Tidal volume can be read visually with the aid of either index marks 58 on the outer envelope 38, or similar marks on the outside of the inner tube 26. However, the position of the ball 28 can be detected by electrical or optical means and converted into electrical signals for driving recorders, drug dispensing equipment, etc. In fact, the indicator device shown in the drawings is particularly well-adapted to provide such an electrical readout. The reason for this is that the gas in the tube 26 is almost entirely atmospheric air and contains no nitrous oxide, water vapor, or other gaseous components found in relatively large quantities in the gases breathed by the patient. This is a result of the ioslation provided by the plastic bag 48. Thus, these gaseous components do not interfere with the optical or electrical sensing of the position of the ball 28. Additionally, it has been found, unexpectedly, that the water vapor from the patient's breath does not reach the ball or the tube 26, and thus does not produce condensation which might collect on the tube walls and impede the travel of the ball in the tube.

The device and method of this invention have advantages in addition to those mentioned above. One advantage is that of sterility and cleanability. The bag 48 can be made inexpensively and thus can be discarded after each use by a patient. The housing 40 preferably is made of a polycarbonate material and also is easy to clean. The membrane 70 is easy to remove, replace and clean.

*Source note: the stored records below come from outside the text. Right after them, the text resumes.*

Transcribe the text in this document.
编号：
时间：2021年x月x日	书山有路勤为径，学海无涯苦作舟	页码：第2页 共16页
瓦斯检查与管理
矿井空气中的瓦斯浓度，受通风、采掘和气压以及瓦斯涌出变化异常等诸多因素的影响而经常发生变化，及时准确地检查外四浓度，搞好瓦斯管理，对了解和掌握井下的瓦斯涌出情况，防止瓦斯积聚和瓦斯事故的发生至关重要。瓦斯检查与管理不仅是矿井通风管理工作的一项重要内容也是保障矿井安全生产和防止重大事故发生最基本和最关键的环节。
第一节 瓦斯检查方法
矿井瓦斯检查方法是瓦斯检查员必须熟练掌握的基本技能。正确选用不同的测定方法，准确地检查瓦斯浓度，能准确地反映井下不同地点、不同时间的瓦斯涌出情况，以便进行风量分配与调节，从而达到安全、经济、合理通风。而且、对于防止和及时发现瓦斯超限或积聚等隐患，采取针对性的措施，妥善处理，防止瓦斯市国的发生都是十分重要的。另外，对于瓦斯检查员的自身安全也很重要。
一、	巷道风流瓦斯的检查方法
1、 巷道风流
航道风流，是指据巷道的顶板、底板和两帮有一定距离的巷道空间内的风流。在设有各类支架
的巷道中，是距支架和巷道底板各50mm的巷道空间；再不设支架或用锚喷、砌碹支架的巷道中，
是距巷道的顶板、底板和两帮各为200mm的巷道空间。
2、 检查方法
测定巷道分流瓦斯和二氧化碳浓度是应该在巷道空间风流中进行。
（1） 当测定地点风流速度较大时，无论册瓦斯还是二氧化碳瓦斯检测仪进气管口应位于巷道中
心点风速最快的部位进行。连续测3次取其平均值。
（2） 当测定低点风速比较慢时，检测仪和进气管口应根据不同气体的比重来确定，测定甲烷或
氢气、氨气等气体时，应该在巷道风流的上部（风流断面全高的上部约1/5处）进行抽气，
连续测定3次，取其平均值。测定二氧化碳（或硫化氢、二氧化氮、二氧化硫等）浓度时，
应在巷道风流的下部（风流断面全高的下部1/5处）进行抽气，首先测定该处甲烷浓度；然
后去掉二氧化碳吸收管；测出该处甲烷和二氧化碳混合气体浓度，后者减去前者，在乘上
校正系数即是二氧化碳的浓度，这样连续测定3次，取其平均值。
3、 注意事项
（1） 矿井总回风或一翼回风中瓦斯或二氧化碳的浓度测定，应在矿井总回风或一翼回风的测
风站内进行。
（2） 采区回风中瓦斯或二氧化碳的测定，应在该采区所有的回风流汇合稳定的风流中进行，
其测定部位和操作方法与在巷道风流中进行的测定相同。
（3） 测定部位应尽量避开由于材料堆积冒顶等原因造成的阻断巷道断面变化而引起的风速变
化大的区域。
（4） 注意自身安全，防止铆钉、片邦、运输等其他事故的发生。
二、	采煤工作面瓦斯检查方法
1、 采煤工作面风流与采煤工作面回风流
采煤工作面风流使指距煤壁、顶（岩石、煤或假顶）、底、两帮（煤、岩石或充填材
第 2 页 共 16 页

As it has been pointed out above, the device 25 can be used with patients of varying size and age simply by changing the size of the bag 48 to match it to the size of the patient. The size of the membrane 70 similarly can be varied. Thus, the same device can be used for infants as well as adults.

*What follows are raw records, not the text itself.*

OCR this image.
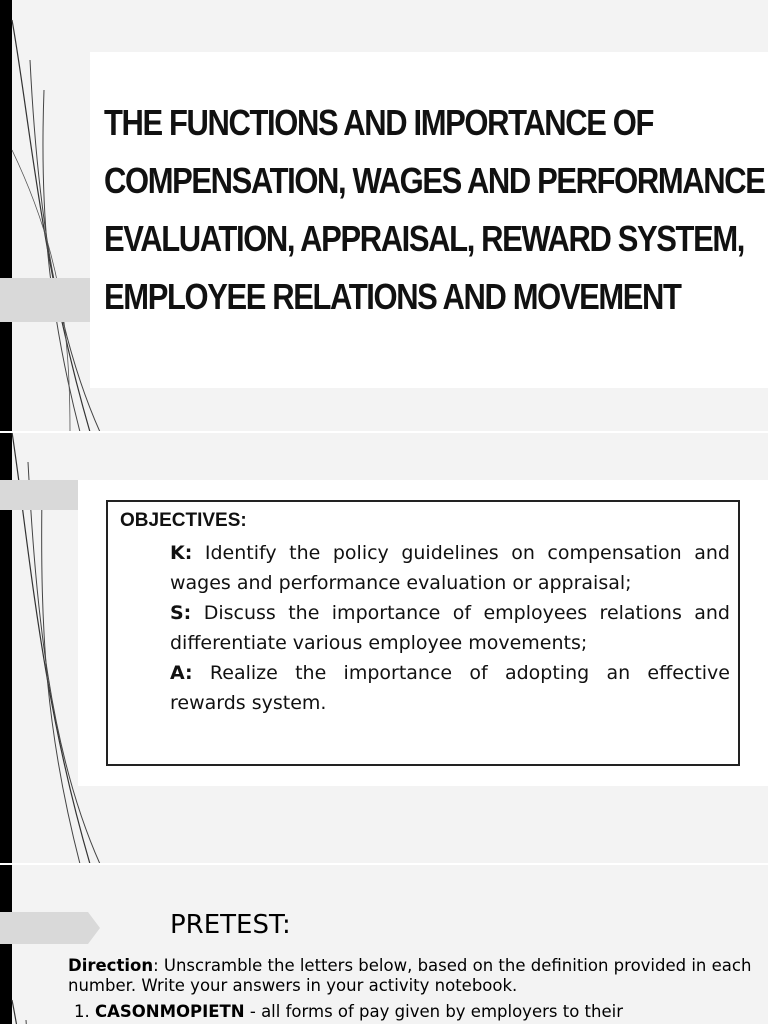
THE FUNCTIONS AND IMPORTANCE OF
COMPENSATION, WAGES AND PERFORMANCE
EVALUATION, APPRAISAL, REWARD SYSTEM,
EMPLOYEE RELATIONS AND MOVEMENT
OBJECTIVES:
K: Identify the policy guidelines on compensation and wages and performance evaluation or appraisal;
S: Discuss the importance of employees relations and differentiate various employee movements;
A: Realize the importance of adopting an effective rewards system.
PRETEST:
Direction: Unscramble the letters below, based on the definition provided in each number. Write your answers in your activity notebook.
1. CASONMOPIETN - all forms of pay given by employers to their
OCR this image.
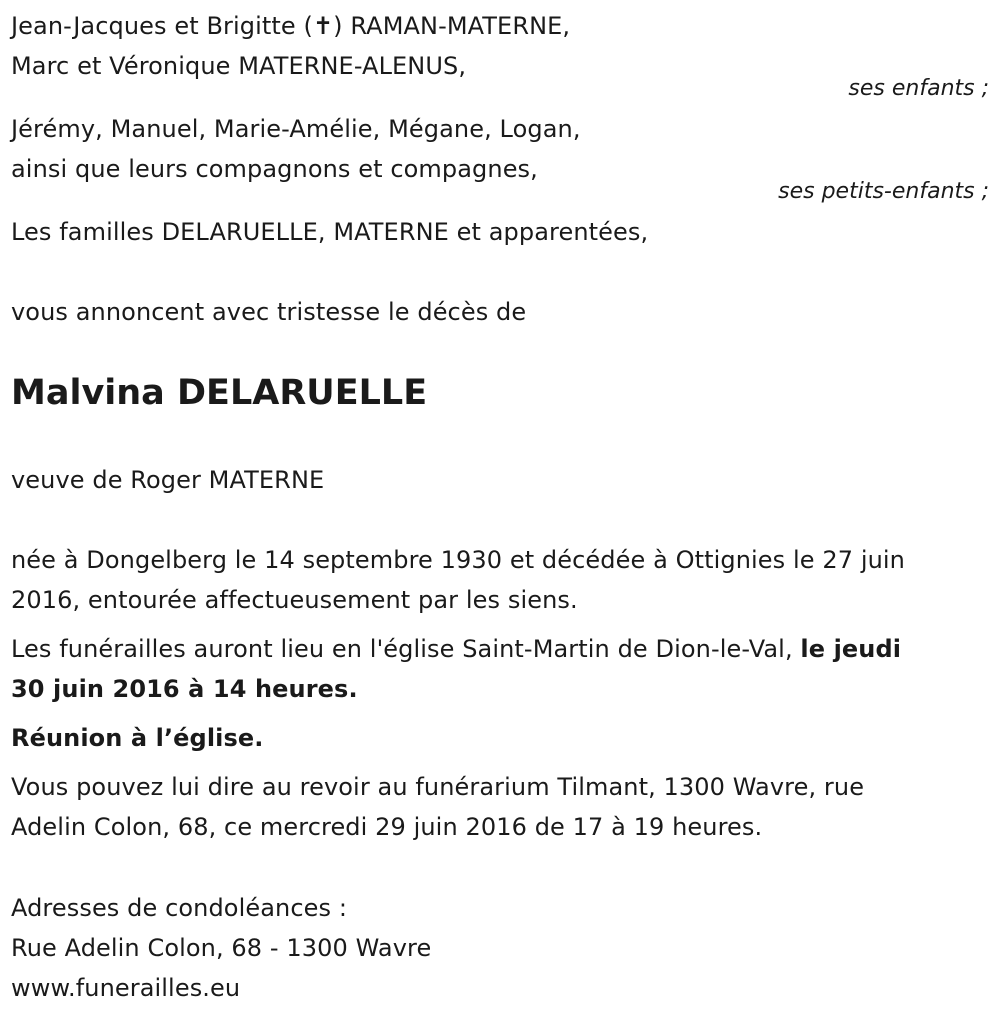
Jean-Jacques et Brigitte (✝) RAMAN-MATERNE,
Marc et Véronique MATERNE-ALENUS,
ses enfants ;
Jérémy, Manuel, Marie-Amélie, Mégane, Logan,
ainsi que leurs compagnons et compagnes,
ses petits-enfants ;
Les familles DELARUELLE, MATERNE et apparentées,
vous annoncent avec tristesse le décès de
Malvina DELARUELLE
veuve de Roger MATERNE
née à Dongelberg le 14 septembre 1930 et décédée à Ottignies le 27 juin
2016, entourée affectueusement par les siens.
Les funérailles auront lieu en l'église Saint-Martin de Dion-le-Val, le jeudi
30 juin 2016 à 14 heures.
Réunion à l’église.
Vous pouvez lui dire au revoir au funérarium Tilmant, 1300 Wavre, rue
Adelin Colon, 68, ce mercredi 29 juin 2016 de 17 à 19 heures.
Adresses de condoléances :
Rue Adelin Colon, 68 - 1300 Wavre
www.funerailles.eu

When it is used with a ventilator producing inflation of the intermittent positive-pressure type, such as that provided by the manual respiration bag 23 shown in the drawings, the device 25 does not indicate the inflation pressure created by the ventilator. This is because the inflation pressure is applied after the expiration cycle of the patient, during the time which the bag 48 is collapsed and the ball 28 rests on the seat 30. Thus, the tidal volume indicator can be used to indicate solely the diaphragm activity of a ventilated patient.

The check valve 54 preferably is a conventional valve which has a relatively high degree of resistance to opening so that it requires negative pressures of the order of 1 or 2 centimeters of water before it will open. Additionally, a restricted orifice 57 is formed in the expiratory conduit just upstream from the check valve 54 by means of a short length of tubing 55. The orifice 57 helps to keep the check valve from opening too soon. For example, the inside diameter of the tube 52 at the inlet to the chamber 43 is 0.75 inch, whereas the inside diameter of the tubing 55 is 0.25 inch. Check valves with springs to keep them from opening sooner than desired also are known and usable.

The above description of the invention is intended to be illustrative and not limiting. Various changes or modifications in the embodiments described may occur to those skilled in the art and these can be made without departing from the spirit or scope of the invention.